Whatever you are, be a good one. –Lincoln
The above phrase resonated with me.
As we diversify classes while simultaneously homogenizing curriculum, I believe it becomes harder and harder to be a good teacher. My current science topic is based in abstractions of physics. I don’t know that I can find a way to make the true content intelligible to all my students, especially those from special education backgrounds. I persevere because all teachers are supposed to simultaneously be teaching this content. But given that some of my lowest kids are a full six years below their grade-based reading level, I don’t see how this is going to work.
I also don’t see how these students are going to manage to be good students, no matter what their intentions.
An educational researcher named Piaget had a term for these students: Concrete operational thinkers. They don’t manage abstractions well. They struggle with concepts that can only be indirectly seen or demonstrated.

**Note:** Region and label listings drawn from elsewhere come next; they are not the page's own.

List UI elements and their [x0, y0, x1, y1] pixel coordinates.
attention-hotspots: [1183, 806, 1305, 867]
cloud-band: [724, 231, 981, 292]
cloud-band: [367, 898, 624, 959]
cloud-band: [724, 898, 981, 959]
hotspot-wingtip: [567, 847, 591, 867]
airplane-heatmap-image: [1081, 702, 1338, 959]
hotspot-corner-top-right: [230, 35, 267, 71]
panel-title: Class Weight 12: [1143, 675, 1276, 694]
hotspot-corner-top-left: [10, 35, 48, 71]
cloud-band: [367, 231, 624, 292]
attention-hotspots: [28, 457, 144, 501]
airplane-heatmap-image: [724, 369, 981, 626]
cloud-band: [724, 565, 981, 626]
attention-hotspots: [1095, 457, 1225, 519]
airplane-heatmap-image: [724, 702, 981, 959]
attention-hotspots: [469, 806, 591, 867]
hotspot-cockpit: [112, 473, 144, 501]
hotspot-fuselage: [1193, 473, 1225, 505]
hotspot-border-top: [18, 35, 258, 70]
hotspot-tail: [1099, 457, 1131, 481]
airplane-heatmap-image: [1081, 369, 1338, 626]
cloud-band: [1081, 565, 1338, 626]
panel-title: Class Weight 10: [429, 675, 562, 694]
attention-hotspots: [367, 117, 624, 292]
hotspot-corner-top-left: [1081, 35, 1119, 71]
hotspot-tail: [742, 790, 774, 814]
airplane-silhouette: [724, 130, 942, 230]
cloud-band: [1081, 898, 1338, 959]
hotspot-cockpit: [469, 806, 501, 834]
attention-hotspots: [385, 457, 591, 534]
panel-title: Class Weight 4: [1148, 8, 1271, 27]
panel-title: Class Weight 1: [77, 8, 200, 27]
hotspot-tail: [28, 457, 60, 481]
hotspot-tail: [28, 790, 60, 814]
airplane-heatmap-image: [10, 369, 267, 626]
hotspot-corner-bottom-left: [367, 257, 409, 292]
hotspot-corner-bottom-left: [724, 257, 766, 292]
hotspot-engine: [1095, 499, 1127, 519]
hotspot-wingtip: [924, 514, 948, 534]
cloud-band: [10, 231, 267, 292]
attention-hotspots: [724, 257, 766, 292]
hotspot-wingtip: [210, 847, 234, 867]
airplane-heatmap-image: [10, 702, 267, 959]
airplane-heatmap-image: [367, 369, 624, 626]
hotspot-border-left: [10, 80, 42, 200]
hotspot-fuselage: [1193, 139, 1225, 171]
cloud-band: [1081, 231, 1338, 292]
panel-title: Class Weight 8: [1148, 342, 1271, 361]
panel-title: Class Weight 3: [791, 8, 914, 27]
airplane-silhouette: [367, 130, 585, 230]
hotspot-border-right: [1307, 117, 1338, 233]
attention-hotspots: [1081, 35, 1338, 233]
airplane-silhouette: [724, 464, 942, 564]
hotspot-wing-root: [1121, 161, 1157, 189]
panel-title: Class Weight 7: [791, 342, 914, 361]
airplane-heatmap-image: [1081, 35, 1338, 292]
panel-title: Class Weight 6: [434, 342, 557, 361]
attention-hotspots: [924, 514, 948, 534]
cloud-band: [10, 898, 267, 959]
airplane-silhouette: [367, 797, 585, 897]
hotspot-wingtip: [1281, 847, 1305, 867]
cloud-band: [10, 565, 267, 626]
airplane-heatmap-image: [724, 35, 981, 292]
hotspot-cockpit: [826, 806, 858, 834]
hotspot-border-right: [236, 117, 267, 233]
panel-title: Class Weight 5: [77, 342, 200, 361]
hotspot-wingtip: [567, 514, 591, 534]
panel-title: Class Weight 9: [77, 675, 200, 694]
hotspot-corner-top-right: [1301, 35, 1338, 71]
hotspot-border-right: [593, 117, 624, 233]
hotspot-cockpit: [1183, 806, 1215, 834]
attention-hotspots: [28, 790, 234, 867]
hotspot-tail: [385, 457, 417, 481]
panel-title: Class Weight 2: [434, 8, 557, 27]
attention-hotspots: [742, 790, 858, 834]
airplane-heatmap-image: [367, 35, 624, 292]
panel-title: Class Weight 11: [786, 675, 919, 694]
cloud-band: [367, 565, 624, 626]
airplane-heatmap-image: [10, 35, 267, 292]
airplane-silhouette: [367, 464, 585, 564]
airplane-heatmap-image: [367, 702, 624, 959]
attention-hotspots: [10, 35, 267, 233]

Eduhonesty: I will try to teach basic physics to my guys. The opportunity cost of teaching physics will be all the early math and English we can’t go over — and desperately need to go over — because we are required to teach physics concepts to a group of students who can’t convert a decimal to a fraction without a partner to guide them.
I wish Abe were President. He might have understood that education should be tailored to the individual student, not to a national agenda that fits only some students well. It’s as if we are issuing everybody the exact same pair of shoes. If you are lucky, the shoe fits. If not — well, keep trying to stuff your foot into that thing, because in this one-size-fits-all time, that shoe is all you are going to get.